A Roma i parenti dei detenuti del carcere di Rebibbia stanno bloccando la via Tiburtina. Dal carcere di Modena in rivolta arriva la notizia di sei detenuti deceduti per overdose, mentre da quello di Foggia, giungono in redazione le immagini degli uffici devastati e incendiati, prima dell’evasione di 300 detenuti. A Roma i parenti dei detenuti del carcere di Rebibbia stanno bloccando la via Tiburtina.
Le strutture che assicurano la vita dello Stato, come gli ospedali e la sanità, la detenzione e la legalità, sembrano crollare sotto l’epidemia di un virus che non è altamente mortale ma è enormemente pericoloso per il tessuto sociale e la tenuta economica del paese. Abbiamo parlato con Giuseppe Moretti, presidente USPP, Unione dei Sindacati di Polizia Penitenziaria.
“La questione del coronavirus è stata strumentalizzata per mettere in atto una ribellione. Possiamo anche considerare Le proteste dei detenuti come legittime, ma la situazione è in qualche modo paradossale perché le misure che dicono di respingere perché dannose per loro, sono invece state messe in atto proprio in vista della loro tutela. Consideriamo anche che le scuole sono chiuse e se i bambini vanno in visita ai colloqui, possono essere un pericoloso veicolo di contagio. Non possiamo davvero permettere un contagio nelle carceri in questo momento, e queste misure servono a scongiurarlo”
Eppure è stato comunicato loro che potranno intrattenere colloqui con i familiari attraverso le piattaforme virtuali come Skype…si tratta di un periodo, anche se mi rendo conto che per chi è dietro le sbarre sia più difficile accettare ulteriori restrizioni e contenimenti allo spazio corporeo.

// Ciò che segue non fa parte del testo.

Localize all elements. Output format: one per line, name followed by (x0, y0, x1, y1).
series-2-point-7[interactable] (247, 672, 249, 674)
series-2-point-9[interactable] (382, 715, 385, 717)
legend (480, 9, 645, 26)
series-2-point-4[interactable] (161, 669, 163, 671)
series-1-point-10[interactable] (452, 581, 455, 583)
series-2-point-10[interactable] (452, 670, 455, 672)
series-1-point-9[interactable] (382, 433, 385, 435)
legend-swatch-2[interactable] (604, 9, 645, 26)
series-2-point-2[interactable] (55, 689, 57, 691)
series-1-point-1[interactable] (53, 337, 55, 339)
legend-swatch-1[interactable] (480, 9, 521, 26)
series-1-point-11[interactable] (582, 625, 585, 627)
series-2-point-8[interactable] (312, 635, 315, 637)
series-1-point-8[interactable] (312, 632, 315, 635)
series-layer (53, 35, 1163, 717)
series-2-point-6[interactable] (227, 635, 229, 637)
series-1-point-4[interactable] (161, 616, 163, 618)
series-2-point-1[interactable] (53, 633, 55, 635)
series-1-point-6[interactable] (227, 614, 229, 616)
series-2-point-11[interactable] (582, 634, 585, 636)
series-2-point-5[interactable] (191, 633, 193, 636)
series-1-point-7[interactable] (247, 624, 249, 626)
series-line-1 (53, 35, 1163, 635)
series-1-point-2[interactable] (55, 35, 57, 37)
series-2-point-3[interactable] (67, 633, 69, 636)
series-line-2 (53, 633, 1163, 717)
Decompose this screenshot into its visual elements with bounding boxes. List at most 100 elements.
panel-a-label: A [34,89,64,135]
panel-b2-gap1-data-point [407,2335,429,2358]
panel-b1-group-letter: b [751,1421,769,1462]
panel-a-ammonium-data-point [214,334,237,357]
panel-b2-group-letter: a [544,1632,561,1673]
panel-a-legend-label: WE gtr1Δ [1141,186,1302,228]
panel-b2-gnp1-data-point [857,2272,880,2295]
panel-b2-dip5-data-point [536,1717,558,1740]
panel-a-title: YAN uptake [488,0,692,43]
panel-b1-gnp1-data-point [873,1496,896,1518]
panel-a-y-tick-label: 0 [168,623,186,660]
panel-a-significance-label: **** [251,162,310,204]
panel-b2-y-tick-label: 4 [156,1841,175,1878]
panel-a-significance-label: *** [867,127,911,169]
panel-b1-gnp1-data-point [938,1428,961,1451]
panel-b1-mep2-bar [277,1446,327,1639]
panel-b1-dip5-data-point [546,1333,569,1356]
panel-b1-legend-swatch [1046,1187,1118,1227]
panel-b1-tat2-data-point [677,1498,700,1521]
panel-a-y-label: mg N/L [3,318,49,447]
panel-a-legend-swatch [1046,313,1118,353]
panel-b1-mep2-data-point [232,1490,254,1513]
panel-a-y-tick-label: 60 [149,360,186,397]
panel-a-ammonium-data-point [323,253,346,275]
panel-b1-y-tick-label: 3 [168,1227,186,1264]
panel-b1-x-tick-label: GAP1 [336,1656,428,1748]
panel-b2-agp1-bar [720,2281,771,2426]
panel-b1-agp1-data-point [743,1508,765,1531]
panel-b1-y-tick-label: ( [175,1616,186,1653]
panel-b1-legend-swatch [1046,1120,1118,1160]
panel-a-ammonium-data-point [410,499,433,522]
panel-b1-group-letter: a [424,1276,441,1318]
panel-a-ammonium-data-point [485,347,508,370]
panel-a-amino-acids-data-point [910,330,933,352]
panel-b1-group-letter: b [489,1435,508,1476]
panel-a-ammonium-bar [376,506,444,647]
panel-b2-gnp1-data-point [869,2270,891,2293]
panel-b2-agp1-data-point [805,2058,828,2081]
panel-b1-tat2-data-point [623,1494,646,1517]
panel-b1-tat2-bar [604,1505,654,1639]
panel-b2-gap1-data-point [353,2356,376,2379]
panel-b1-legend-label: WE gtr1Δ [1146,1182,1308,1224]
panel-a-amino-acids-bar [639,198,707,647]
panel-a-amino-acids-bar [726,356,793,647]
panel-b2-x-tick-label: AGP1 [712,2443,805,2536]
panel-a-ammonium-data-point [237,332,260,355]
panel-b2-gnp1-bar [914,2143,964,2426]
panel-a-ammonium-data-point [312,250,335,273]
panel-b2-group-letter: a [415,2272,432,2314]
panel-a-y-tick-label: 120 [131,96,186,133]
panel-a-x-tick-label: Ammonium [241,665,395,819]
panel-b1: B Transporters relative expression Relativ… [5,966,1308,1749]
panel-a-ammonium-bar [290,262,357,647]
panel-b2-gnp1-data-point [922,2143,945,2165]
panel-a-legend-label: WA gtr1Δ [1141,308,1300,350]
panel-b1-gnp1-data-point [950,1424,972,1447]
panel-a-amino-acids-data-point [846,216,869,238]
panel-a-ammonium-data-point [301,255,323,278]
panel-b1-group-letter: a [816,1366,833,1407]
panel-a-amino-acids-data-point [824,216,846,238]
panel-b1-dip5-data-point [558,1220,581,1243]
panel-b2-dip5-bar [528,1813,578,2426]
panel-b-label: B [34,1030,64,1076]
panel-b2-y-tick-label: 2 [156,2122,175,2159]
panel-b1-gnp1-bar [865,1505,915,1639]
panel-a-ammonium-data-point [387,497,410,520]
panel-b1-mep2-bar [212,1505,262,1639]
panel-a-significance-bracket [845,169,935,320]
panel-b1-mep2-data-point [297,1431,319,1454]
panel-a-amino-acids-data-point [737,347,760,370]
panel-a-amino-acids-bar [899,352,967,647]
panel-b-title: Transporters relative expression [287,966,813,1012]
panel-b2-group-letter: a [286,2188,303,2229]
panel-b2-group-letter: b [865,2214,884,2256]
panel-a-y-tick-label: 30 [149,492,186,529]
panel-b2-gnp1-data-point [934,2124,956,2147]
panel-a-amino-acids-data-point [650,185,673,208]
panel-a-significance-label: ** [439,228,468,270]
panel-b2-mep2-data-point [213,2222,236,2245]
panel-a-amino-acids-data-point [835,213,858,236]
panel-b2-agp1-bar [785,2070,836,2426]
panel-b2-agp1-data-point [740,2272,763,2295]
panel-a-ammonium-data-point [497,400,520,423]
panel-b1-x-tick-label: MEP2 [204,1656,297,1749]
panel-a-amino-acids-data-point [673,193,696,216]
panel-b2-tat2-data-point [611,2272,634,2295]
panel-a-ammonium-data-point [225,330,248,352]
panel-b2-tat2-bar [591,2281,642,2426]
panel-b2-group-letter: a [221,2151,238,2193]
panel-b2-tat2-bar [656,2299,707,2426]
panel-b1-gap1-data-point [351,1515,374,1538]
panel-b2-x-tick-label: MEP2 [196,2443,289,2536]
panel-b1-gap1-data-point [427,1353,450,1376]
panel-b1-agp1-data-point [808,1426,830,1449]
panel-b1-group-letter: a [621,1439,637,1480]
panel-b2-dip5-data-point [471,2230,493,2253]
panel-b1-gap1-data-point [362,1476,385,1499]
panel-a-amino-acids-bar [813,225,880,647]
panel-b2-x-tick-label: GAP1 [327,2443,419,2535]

“Stiamo lavorando alla situazione, sembra ci siano detenuti sui tetti del carcere di Regina Coeli, ieri ci sono state delle proteste inscenate dalle famiglie di detenuti a Rebibbia. In questo momento da Rebibbia sappiamo che i detenuti stanno incendiando materassi, provengono grida dal carcere. Sono notizie di questi ultimi minuti, stiamo lavorando”.
C’è qualcosa che non comprendiamo negli elementi che provengono da Modena: sei detenuti sarebbero deceduti per overdose mentre era in atto una protesta contro le restrizioni dovute alla necessità di arginare la diffusione del Covid-19. Cosa sta succedendo secondo le sue fonti?
“Anche a noi è giunta questa notizia dal carcere di Modena, ma ancora non possiamo confermarla. La spiegazione più plausibile potrebbe essere relativa a detenuti tossico dipendenti, che durante la rivolta, avrebbero trovato il modo di accedere alla sala dove sono custoditi dei medicinali. Ripeto, non so dirle se questa notizia è attendibile. Il problema delle carceri è molto più profondo e complesso, quello a cui si è arrivati ora, è solo l’ultimo aspetto più evidente.
La polizia penitenziaria lavora da tempi con carenza di unità, mentre le carceri sono in condizioni di estremo sovraffollamento. A seguito di sentenze europee lo Stato italiano ha dovuto assumere modelli di custodia in carcere cosiddetti ‘aperti’. Mentre prima i detenuti erano chiusi per gran parte del tempo nelle loro celle, ora avviene esattamente il contrario. La maggior parte del tempo sono fuori dalle celle dove dormono. E dato che le attività ricreative, di lavoro e di recupero non sono sufficienti per tutti, proprio per il sovraffollamento, spesso oziano o passeggiano per corridoi. Questo ha reso più facile per loro aggregarsi, e dare forma alle proteste che vediamo”.
Potremmo dunque affermare che l’emergenza sanitaria sta solo scoperchiando un tragico vaso di Pandora moderno, fatto di sovraffollamento carcerario, carenza di personale penitenziario, di norme di civiltà per chi sconta una pena e per chi vigila su chi la sconta; norme che mancano nella nostra società anche in tempi di “normalità”.